Opposing sides in constitutional debate to hold showpiece events on same night in November

Together UK's Sheila Davidson
Together UK's Sheila Davidson Together UK's Sheila Davidson

OPPOSING sides of the debate on constitutional change are set to hold showpiece events on the same night next month.

In what one board member of Together UK has described as an "interesting coincidence", the fledgling pro-union group will launch in London on November 23 – the same date supporters of Ireland's Future gather in Belfast.

The venue for London launch of Together UK, which held a similar event in Belfast last month attended by former Tory minister Richard Needham, has not yet been confirmed.
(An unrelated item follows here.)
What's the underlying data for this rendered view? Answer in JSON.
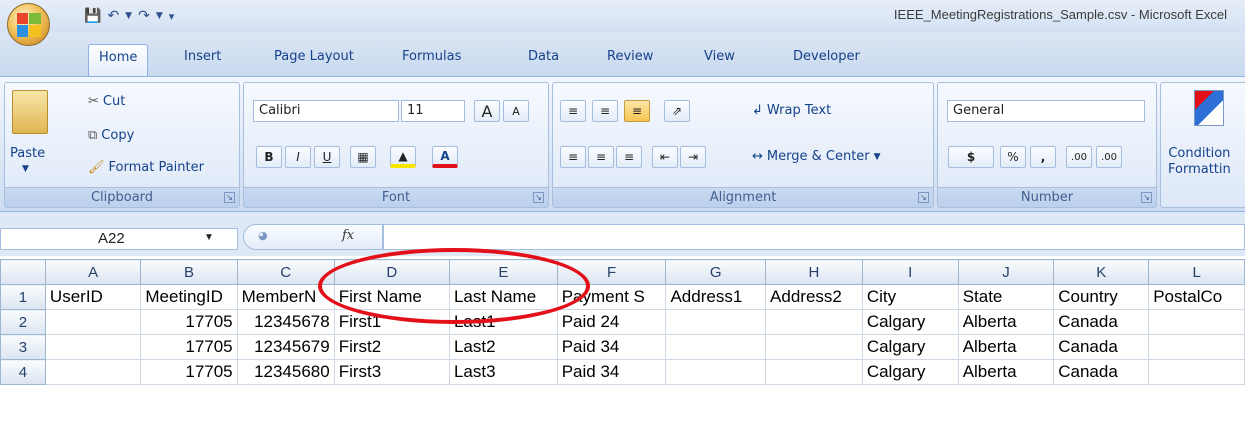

However, it will take place as nationalists hold a corresponding event at the Ulster Hall, a venue which has in recent years played host to an anti-protocol pageant and once held Ulster Resistance rallies and anti-Home Rule demonstrations.

Loyalists have warned that they may protest at the Ireland's Future event.
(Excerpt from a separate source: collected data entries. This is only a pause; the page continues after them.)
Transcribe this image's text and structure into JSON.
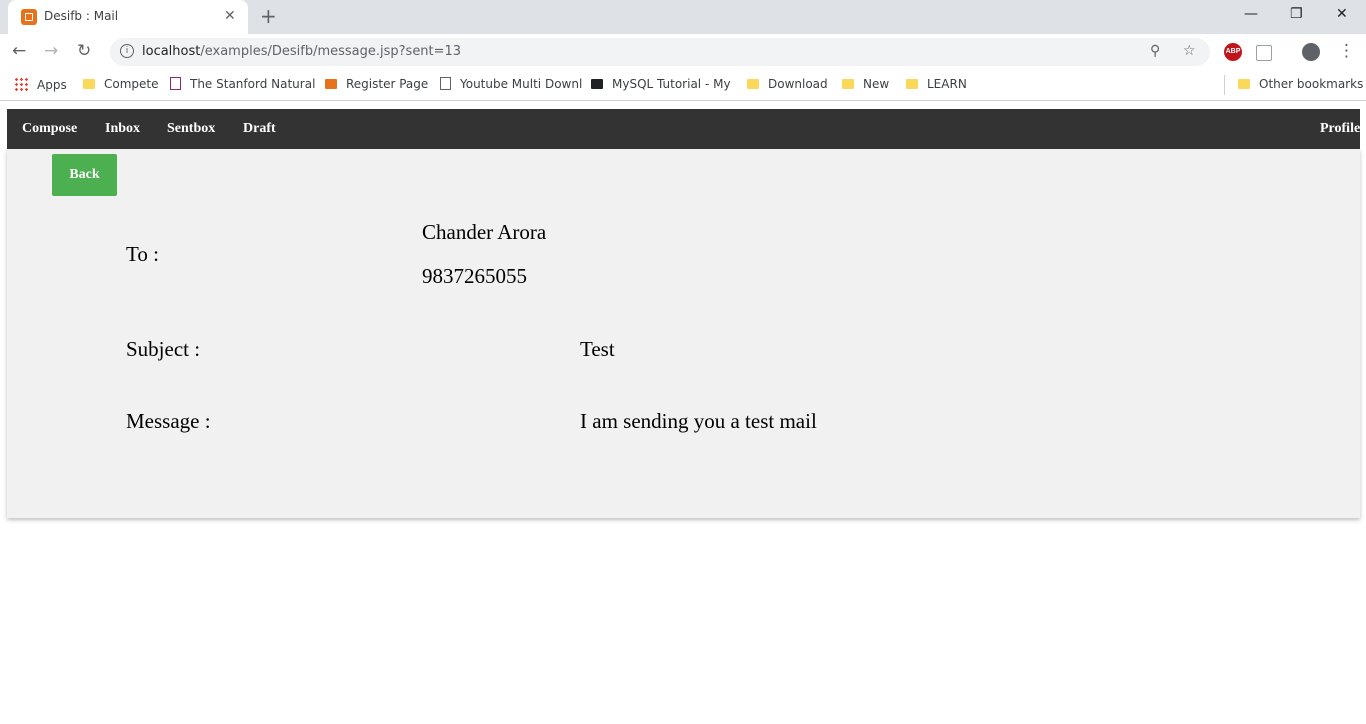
{
  "browser": {
    "tab_title": "Desifb : Mail",
    "tab_close": "✕",
    "new_tab": "+",
    "window_controls": {
      "minimize": "—",
      "restore": "❐",
      "close": "✕"
    },
    "url_host": "localhost",
    "url_path": "/examples/Desifb/message.jsp?sent=13",
    "icons": {
      "back": "←",
      "forward": "→",
      "reload": "↻",
      "info": "i",
      "zoom": "⚲",
      "star": "☆",
      "menu": "⋮"
    },
    "extensions": {
      "abp": "ABP"
    },
    "bookmarks": [
      {
        "label": "Apps",
        "icon": "apps-grid-icon"
      },
      {
        "label": "Compete",
        "icon": "folder-icon"
      },
      {
        "label": "The Stanford Natural",
        "icon": "nlp-icon"
      },
      {
        "label": "Register Page",
        "icon": "xampp-icon"
      },
      {
        "label": "Youtube Multi Downl",
        "icon": "page-icon"
      },
      {
        "label": "MySQL Tutorial - My",
        "icon": "terminal-icon"
      },
      {
        "label": "Download",
        "icon": "folder-icon"
      },
      {
        "label": "New",
        "icon": "folder-icon"
      },
      {
        "label": "LEARN",
        "icon": "folder-icon"
      }
    ],
    "other_bookmarks": "Other bookmarks"
  },
  "nav": {
    "compose": "Compose",
    "inbox": "Inbox",
    "sentbox": "Sentbox",
    "draft": "Draft",
    "profile": "Profile"
  },
  "message": {
    "back_label": "Back",
    "to_label": "To :",
    "to_name": "Chander Arora",
    "to_phone": "9837265055",
    "subject_label": "Subject :",
    "subject_value": "Test",
    "message_label": "Message :",
    "message_value": "I am sending you a test mail"
  },
  "colors": {
    "navbar": "#333333",
    "back_button": "#4caf50",
    "card": "#f1f1f1",
    "favicon": "#e8721c"
  }
}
Belfast PR consultant Sheila Davidson, who founded Together UK along with former DUP leader Arlene Foster and a number of business people in Britain, told The Irish News that the group was a "broad church" that would be promoting the advantages of the union across the UK, rather than solely in the north.

A Catholic from north Belfast who attended Our Lady of Mercy Girls' School in Ballysillan, Ms Davidson was due to stand as a candidate for Ulster Conservatives and Unionists - New Force (Ucunf) in the 2010 general election but withdrew her nomination in protest at a potential deal between the Ulster Unionists and DUP.
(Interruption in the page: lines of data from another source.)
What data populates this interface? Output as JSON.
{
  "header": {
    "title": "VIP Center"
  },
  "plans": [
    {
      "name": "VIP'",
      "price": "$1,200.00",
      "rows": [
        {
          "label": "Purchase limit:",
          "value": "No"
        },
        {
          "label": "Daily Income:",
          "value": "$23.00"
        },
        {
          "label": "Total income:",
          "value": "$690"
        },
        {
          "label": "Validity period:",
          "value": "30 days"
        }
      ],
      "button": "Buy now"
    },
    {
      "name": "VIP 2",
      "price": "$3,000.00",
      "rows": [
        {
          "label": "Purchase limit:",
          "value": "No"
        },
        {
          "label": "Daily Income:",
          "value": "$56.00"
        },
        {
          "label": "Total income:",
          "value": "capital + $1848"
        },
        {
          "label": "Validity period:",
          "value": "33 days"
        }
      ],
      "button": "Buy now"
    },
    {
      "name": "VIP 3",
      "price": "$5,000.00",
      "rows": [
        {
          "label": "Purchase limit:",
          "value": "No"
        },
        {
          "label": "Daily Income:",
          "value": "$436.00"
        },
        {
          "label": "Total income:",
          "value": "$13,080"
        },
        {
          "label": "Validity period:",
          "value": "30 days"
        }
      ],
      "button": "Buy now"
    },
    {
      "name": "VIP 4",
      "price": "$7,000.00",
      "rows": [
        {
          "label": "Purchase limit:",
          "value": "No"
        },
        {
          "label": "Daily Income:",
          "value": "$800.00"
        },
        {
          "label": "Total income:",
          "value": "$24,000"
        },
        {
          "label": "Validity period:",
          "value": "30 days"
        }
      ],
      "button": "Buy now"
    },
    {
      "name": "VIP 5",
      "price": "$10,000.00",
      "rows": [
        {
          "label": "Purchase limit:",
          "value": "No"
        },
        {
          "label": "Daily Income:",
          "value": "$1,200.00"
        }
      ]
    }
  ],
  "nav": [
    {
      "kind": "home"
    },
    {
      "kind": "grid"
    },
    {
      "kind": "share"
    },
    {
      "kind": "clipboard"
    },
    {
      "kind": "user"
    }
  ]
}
She said the new group did not want to "evangelise" but would be seeking to ensure there was an "informed debate" about the potential for constitutional change, whether in Northern Ireland, Scotland or Wales.

"We have no affiliation to any political party and our message is about aspects of everyday life, like pensions and the NHS," she said.

"It is about informing everybody and not just about a border poll in Northern Ireland – the UK cannot be taken for granted."

An advocate of the UK remaining in the EU, Ms Davidson said Brexit had reinvigorated the debate around a border poll.

"We need an informed debate because we went into a Brexit that meant all sorts of things to different people and look how that ended up," she said.

Ireland's Future CEO Gerry Carlile said: "It's important that the pro-UK voice gets organised because we are on a trajectory towards a referendum on Irish unity.

"The onus is on organisations like Ireland’s Future to continue to provide platforms for discussion on the best way forward but we are very clear, that in our view, Irish unity will present all of the people of Ireland and future generations with better opportunities in the years ahead," he said.